In 1905, something distinct happened to the Black celebration of Thanksgiving. James Weldon Johnson’s landmark song, “Lift Every Voice And Sing”—often called the “Black National Anthem”—helped to inspire more African-Americans to accept the Thanksgiving tradition as more of a spiritual response to their continued plight, and this song was heard universally in big and small Black churches on each holiday. And even though the tradition of going to church on Thanksgiving Day is not as commonplace as it once was—particularly after the mass migration of African-Americans to the North following World War I—the practice is still a cherished memory in the minds of many people.

Those candied yams

There is a particular association between the historical African-American Thanksgiving dinner and the Afro-Caribbean Diaspora. The word “yam” is from the West Atlantic languages of West Africa where the word “nyam” means “to eat.” The sweet cassava root and “yam,” “yami,” and other words refer to forms of what we call today—the tropical yam in its wild form. The sweet potato was brought from the Caribbean where it was grown by the Arawak and Carib peoples, and later by enslaved Africans brought there.

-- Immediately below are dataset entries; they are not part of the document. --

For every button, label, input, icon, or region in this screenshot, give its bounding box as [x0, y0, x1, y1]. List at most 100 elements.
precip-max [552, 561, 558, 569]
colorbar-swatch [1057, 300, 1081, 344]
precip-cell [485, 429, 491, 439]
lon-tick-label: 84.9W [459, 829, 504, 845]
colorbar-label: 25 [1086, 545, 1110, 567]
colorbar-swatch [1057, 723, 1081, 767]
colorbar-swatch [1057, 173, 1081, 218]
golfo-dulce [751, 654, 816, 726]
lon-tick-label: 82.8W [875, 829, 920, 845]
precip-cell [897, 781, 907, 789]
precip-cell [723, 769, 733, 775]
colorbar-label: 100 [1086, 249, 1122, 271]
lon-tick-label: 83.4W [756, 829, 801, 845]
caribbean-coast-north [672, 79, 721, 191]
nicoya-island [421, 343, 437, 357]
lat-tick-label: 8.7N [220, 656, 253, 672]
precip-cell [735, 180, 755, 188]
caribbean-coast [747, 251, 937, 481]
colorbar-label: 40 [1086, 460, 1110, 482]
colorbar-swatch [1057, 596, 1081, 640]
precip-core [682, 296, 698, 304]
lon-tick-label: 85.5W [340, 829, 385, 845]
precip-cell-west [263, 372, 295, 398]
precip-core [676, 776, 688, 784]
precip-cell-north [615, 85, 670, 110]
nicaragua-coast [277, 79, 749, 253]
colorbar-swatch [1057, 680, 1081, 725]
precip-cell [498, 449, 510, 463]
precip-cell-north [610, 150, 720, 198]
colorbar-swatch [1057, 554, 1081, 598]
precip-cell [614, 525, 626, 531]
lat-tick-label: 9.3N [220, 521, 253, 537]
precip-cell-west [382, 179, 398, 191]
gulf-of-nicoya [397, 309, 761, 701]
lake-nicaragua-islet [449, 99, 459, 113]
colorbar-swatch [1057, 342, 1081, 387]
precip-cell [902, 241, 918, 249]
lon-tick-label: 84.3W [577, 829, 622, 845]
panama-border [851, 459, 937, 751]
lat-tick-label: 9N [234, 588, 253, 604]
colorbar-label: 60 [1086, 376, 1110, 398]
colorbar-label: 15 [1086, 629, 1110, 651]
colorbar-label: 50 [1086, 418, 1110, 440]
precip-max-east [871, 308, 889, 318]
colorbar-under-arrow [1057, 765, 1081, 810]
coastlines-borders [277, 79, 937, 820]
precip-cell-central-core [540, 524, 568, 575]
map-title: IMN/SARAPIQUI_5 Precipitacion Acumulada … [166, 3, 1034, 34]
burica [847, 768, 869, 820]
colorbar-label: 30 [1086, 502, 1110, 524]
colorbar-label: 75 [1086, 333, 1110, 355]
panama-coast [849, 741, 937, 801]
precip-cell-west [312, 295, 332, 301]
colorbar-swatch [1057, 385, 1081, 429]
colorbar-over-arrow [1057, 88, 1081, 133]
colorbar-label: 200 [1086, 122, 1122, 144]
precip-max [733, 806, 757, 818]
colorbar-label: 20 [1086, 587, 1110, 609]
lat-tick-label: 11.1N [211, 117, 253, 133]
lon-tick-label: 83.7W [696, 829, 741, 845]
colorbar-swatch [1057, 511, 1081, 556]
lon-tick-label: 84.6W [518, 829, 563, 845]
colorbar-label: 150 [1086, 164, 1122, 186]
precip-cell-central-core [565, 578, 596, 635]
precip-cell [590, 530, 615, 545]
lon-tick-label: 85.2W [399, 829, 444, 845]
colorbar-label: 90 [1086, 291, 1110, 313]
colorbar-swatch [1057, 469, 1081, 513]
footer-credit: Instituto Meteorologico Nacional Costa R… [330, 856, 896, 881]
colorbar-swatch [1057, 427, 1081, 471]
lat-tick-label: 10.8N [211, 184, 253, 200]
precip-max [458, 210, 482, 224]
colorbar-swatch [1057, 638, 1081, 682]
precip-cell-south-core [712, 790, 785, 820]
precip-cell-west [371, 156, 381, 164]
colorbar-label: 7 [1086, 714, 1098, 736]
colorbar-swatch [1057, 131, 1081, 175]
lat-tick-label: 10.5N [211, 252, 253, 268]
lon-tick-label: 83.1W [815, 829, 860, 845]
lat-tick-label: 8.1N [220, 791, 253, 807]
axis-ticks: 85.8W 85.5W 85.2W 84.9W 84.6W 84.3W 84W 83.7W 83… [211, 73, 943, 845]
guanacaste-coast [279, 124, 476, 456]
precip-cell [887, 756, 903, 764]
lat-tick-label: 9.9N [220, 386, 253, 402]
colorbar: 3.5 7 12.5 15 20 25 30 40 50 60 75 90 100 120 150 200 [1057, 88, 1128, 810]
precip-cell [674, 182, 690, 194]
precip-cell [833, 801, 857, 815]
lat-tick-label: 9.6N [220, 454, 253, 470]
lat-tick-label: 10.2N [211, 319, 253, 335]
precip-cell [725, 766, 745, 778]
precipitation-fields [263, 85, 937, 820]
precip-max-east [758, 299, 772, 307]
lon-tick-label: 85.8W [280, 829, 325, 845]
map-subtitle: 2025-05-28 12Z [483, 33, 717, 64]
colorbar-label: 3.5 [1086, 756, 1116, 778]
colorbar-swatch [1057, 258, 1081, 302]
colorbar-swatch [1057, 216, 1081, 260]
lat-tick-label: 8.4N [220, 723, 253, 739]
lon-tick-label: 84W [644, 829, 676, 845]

The sweet potato would cross the Atlantic early on via Spanish and Portuguese explorers who took it to West and Central Africa, often in exchange for slaves. Africans adopted the crop, appreciating its edible leaves and tubers. However, in the sugar-drenched Caribbean during the Thanksgiving period,  enslaved African men and women minding the sugar cane fields would boil a sugar substance through the night and would bring pots of sweet potatoes to the sugar house where they would pour the molten hot sugar water on top to cook it and…“Voila!”…candied yams were invented.